Find your why | Personal

November 02, 2016  •  Leave a Comment

I want to share something I read in the October 2016 Rangefinder. If you are a photographer you need to go find this magazine and sign up to have it sent to you for free. {I think they still do that!} It's an amazing publication. I was in my doctor's office when I read this, and I quickly grabbed a highlighter from the doctor's desk to mark this so I would come back to it. These are some amazing words and words that rang SO true to my own heart as to WHY I DO THIS PHOTOGRAPHY THING. This is why I overshoot. It is also why I value life and see it as such gift.

p.32 Article: Start with Why: Creating a Client Experience with Purpose.

In short, the photographer Mary Marantz visits her grandparents, just before she leaves her husband, Justin asked to take just one photo of Mary's grandparents. A standing portrait of the two of them holding their own wedding picture. 62 years. A few weeks later Mary's grandpa passed away. That last photo of her grandparents holding their wedding photo was an afterthought initially and a priceless gem afterward. That photo "represents an entire life together; it contains in its four corners a picture of Day 1 and one of nearly Day Last."

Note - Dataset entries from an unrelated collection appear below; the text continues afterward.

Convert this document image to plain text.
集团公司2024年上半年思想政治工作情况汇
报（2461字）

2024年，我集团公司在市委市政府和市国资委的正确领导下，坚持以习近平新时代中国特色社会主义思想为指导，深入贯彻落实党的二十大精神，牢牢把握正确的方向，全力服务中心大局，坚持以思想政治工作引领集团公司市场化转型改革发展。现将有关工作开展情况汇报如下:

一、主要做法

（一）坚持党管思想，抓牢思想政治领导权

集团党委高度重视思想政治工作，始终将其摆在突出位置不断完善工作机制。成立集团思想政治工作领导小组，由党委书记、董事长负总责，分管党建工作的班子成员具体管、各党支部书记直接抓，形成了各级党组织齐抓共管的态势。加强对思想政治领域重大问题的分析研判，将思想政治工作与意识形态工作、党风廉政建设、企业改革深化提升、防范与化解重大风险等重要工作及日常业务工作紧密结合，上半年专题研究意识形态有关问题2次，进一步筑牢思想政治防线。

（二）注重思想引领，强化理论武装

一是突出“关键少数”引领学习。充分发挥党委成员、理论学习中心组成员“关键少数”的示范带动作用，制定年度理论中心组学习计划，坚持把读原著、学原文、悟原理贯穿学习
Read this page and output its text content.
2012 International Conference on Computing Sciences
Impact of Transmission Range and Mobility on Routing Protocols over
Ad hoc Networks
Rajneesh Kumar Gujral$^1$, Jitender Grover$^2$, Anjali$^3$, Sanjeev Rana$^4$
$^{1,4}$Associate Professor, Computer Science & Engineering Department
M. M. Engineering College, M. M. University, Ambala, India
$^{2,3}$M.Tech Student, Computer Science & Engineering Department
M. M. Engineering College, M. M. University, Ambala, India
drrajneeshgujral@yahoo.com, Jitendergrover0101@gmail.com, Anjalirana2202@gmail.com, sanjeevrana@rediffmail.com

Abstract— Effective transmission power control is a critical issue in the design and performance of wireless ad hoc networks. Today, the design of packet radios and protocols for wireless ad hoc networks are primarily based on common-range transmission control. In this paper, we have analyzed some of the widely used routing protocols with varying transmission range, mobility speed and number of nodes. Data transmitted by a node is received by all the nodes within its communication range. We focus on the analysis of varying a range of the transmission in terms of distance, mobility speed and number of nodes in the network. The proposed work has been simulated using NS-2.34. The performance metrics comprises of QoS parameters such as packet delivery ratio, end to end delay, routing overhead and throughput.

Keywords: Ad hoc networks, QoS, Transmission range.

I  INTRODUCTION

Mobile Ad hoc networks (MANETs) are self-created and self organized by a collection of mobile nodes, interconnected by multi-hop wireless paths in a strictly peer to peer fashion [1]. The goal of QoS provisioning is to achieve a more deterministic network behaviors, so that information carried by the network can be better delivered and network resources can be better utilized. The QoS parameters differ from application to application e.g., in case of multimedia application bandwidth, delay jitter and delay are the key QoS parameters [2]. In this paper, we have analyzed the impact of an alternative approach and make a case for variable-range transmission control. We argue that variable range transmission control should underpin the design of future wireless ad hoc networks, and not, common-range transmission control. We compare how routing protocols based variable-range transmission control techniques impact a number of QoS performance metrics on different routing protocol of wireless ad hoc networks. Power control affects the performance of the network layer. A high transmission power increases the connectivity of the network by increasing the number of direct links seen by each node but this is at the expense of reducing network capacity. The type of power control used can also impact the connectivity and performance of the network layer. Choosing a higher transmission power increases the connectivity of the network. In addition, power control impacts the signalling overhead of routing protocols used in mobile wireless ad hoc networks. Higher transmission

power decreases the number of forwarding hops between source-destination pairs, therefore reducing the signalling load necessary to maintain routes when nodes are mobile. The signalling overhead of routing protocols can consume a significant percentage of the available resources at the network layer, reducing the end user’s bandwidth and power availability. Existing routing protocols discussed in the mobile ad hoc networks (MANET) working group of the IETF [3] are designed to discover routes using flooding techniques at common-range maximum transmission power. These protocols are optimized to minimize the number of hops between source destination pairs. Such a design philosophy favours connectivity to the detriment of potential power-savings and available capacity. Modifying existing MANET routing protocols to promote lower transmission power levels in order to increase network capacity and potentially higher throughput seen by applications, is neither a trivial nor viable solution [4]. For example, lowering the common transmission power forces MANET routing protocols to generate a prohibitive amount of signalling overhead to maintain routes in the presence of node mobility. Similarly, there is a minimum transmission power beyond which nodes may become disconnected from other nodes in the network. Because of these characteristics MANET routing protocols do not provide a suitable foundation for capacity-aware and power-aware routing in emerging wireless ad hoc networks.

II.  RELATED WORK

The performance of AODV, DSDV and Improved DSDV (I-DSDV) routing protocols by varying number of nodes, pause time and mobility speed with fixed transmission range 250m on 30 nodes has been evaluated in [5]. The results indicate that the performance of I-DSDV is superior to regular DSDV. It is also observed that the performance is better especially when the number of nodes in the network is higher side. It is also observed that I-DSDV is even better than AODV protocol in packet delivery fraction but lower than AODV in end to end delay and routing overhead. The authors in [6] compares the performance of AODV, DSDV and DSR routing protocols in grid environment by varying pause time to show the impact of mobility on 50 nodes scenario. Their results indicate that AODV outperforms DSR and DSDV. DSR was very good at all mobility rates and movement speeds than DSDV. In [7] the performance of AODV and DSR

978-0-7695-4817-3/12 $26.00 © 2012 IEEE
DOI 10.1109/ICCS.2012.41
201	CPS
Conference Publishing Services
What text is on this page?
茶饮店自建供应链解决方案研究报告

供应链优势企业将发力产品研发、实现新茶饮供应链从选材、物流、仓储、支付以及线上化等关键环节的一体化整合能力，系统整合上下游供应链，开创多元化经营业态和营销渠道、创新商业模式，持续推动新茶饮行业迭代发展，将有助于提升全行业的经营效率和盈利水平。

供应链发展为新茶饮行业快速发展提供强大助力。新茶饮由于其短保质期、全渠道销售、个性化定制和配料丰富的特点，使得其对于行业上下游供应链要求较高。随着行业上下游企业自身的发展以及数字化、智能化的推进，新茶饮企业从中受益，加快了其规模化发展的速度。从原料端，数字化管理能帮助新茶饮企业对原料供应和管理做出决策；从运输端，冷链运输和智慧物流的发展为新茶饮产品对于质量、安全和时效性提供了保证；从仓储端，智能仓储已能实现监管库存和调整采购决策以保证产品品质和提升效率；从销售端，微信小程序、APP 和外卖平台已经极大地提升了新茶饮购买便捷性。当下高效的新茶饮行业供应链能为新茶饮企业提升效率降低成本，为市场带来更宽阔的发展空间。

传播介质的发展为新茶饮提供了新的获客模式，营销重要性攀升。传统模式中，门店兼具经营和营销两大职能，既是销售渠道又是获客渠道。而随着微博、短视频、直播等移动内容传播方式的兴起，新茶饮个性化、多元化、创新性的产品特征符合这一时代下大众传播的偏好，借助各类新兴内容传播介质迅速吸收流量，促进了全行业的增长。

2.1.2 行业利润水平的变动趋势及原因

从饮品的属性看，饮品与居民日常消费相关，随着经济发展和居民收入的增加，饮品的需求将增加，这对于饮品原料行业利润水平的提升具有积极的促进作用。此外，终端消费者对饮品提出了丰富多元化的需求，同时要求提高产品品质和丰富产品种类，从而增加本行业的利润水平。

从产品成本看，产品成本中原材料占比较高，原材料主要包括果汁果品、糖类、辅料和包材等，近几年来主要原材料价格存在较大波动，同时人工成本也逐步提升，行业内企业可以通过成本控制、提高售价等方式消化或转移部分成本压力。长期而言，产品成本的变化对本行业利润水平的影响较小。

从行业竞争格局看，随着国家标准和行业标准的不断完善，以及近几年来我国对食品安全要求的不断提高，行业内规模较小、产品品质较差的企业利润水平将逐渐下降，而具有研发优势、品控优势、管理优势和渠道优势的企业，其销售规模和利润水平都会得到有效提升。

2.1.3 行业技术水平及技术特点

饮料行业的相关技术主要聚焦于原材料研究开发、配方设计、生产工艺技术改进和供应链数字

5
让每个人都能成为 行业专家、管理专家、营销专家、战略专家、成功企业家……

"I thought a lot about the wedding photographer who was there with them on their day. I wondered if when he pushed the button to create this beautiful image in a silver frame, he could have known the generations in our family that would want copies of it. I wondered if he could have known that it would be his work that my grandmother would be holding on to as she said goodbye to the love of her life. As anyone who has ever lost someone can tell you, when he's gone and she's gone, the pictures are what remain.
And then I wondered if any of us realize that when we push the button now. Time marches on and this moment is gone and that moment is gone, but photography steps in and says, "Not this one. This moment stays." And it's all because a photographer thought to go back and say, "Just one more."

 

 

These photos are all I have left to remind me of my sister {outside of looking at her daughter who looks JUST like her.} When Jess died my life changed in the sense of how I valued things. What mattered. What to keep, what to let go of. My focus shifted onto what really is important. I often say "Life is a gift" and it truly is. Sometimes in the moment we don't realize how precious a photo is going to be when we snap it. But if we shoot from that point of intentionality, it can make us appreciate not only life, but the little minutes and moments.. and people that fill it all up.